Случилось так, что я посмотрел фильм «Мой друг Иван Лапшин» в обществе человека, который не является поклонником прозы
Юрия Германа. Мой коллега утверждал, что он заранее знает, какого рода зрелище его ждет. Будут, мол, на экране люди, без остатка и фанатично преданные своему делу — хирурги ли, геологи или милиционеры. Будет инфернальная, взбалмошная героиня — некая Настасья Филипповна в миниатюре. Будет, наконец, пришелец из другого мира, человек столичной элиты, который, словно яркая звезда, осветит провинциальную повседневность, скромное существование остальных героев, влюбит в себя инфернальную женщину, а потом покинет их всех навсегда.

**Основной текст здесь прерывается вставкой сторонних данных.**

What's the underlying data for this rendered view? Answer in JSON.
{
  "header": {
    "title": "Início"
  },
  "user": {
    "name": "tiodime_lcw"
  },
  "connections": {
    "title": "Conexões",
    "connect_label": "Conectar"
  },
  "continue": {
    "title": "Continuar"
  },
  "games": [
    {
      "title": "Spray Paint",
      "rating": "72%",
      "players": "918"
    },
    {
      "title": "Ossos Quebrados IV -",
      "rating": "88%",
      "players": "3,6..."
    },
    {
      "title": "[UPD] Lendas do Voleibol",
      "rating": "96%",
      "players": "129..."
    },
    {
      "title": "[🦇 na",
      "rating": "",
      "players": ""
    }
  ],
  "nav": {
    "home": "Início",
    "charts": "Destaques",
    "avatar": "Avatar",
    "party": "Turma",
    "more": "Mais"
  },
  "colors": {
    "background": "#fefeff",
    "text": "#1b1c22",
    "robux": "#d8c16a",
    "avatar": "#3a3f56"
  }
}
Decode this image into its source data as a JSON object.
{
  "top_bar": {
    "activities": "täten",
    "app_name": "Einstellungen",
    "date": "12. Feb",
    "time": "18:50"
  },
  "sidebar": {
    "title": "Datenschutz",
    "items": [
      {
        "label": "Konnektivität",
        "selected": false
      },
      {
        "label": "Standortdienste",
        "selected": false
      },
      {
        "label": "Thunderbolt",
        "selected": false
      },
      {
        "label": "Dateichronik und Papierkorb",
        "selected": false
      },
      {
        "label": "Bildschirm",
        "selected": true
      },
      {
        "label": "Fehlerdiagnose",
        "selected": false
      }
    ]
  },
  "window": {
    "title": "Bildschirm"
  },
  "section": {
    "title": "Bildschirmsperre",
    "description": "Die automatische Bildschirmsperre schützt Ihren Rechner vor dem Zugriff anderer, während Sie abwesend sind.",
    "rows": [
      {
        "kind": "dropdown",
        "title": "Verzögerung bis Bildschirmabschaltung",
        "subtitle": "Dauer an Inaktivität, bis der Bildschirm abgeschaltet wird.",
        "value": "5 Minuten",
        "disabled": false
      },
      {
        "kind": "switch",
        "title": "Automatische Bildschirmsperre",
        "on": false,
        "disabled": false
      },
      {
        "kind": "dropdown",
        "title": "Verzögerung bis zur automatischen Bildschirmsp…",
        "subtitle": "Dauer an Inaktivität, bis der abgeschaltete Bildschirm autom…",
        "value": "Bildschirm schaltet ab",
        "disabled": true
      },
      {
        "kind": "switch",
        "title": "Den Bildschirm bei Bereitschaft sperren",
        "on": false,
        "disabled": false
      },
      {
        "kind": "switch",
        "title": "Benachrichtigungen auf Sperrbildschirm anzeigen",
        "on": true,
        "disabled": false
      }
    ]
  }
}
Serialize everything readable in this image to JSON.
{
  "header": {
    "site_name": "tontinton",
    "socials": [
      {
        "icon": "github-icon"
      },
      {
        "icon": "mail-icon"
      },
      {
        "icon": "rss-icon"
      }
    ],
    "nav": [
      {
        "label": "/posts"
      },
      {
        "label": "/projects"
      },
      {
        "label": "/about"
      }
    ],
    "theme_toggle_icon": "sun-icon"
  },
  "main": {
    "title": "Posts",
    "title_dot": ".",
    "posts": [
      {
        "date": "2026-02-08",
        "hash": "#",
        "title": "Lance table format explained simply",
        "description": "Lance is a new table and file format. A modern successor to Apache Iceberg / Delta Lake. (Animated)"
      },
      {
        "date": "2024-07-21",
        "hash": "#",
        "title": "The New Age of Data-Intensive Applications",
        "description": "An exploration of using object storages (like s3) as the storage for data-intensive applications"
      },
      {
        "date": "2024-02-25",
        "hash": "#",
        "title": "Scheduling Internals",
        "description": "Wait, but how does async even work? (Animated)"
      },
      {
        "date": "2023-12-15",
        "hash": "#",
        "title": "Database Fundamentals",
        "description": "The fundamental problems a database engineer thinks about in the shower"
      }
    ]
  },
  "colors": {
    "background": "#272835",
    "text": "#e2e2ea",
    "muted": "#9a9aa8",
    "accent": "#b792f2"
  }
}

Поразительно, но, «прокручивая» фильм еще раз внутри себя после просмотра, я обнаружил практически все ситуации и типы, предсказанные проницательным коллегой. Проницательность подвела его только в одном: не удалось спрогнозировать силу художественности, с какой режиссер вслед за писателем переосмыслил самые расхожие коды беллетристики. Мало того, Алексей Герман — сын писателя — сюжет из жизни 30-х годов [добавляет] новый компонент, которого не могло быть у автора положенных в основу фильма рассказов: эмоциональную память. Она, судя по всему, передается каждому поколению генетически и прогрессирует по мере того, как наши родители — родство здесь не обязательно буквальное — неумолимо уходят из жизни.
Во что бы то ни стало сохранить при помощи ассоциативной
памяти время своего детства и то, что ему предшествовало, — годы молодости родителей, окружавший их историко-бытовой контекст, культурный антураж, неповторимую ауру утраченного времени, — в этом находили одну из благодатнейших творческих задач художники разных стран и эпох — от Катаева до Трифонова, от Пруста до Бергмана. ‹…›

Удивительна работа оператора Валерия Федосова в фильме
«Мой друг Иван Лапшин». Цвет возникает в картине как бы синкопами, подчиняясь той самой логике ощущений, о которой говорил режиссер. Остальное изображение напоминает старые фотографии из альбома — оно слегка подкрашено, а, главное, одухотворено, облагорожено прошедшим временем.

Это же относится к человеческим портретам. Герман словно бы восстанавливает лица по фотографиям ныне ушедшего, состарившегося поколения. Его типажи — точное попадание в молодость этих сегодняшних стариков и старух.

В «Двадцати днях без войны» режиссер сумел включить в документированную ткань картины лица таких популярных актеров, как Людмила Гурченко и Юрий Никулин. В этом фильме, пожалуй, еще заметны следы усилий, предпринятых Германом для того, чтобы разрушить образ-штамп, сложившийся в зрительском восприятии наших «звезд». В новой работе достигнута та степень легкости и органики, когда лицо Андрея Миронова сосуществует с типажными образами непрофессионалов без всякого напряжения. И даже шлейф предшествующих ролей, и тот факт, что это лицо «примелькалось», использован как знак принадлежности героя к миру писательской элиты, отличности его от всех окружающих. Настоящим открытием Германа стал актер Андрей Болтнев, сыгравший Лапшина. В этом образе особенно ощутим высокий уровень психологической правды и человечности, который определяет художественную концепцию германовских персонажей.

Плахов А. Алексей Герман: сила эмоциональной памяти // Кино (Рига). 1985. № 5.